Both Noda and Pablo Yebra and Yoné Caraballo were interested in "the needs, problems and concerns of migrant groups" on an island that has, as in the case of the municipality of Yaiza, more than 40 different nationalities among its population of law.
Thus, several attendees activated with different contributions and proposals a debate in which the "housing difficulties of Lanzarote in Housing - even more for foreign citizens -, the processing of residence permits for community and non-community citizens, the ratios of economy and employment on the Island and factors such as the social integration of migrants" were addressed.
There was no shortage of criticisms and different proposals to the "shortcomings that Lanzarote suffers in terms of hosting foreign minors and adults."
In turn, "like other neighbors of this and other municipalities, which are part of this island and our society," the debate also gave rise to current problems that affect and concern the entire society of Lanzarote "whether they are Canarian or from wherever," such as "the serious interruptions of water supply and agricultural water that users of Canal Gestión and the Primary Sector continue to suffer, the various socio-health deficiencies of the Island or the need to improve mobility in many points of the Island."
Of course, the possibility of "exercising the right to vote" was another of the most debated aspects.
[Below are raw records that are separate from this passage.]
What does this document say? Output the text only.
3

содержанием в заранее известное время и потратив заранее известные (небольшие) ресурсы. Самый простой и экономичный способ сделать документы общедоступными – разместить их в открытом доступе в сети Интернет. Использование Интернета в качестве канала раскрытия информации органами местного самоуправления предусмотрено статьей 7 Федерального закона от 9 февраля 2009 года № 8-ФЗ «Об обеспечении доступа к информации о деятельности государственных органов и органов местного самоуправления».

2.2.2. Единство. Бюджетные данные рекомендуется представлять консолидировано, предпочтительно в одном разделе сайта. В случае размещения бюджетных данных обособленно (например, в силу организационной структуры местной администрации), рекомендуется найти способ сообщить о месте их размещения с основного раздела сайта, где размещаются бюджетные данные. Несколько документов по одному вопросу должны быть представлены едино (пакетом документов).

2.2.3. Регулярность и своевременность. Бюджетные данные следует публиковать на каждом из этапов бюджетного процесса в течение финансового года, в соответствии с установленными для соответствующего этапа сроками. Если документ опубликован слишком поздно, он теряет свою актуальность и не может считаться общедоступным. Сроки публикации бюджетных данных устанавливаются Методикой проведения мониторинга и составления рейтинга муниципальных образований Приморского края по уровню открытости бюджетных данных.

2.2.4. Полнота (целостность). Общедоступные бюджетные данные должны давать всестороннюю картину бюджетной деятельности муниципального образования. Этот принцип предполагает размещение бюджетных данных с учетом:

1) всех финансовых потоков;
In this sense, Óscar Noda, Pablo Yebra and Yoné Caraballo encouraged the attendees to participate in the public life of their municipality, their island and the Canary Islands and to get involved in political activity, either from citizen participation or more directly from a political formation such as Nueva Canarias.
This first "Meeting of Nations of the World", which featured live Caribbean music, concluded with a shared enyesque in which attendees could taste, among other typical products from other communities, Colombian empanadas.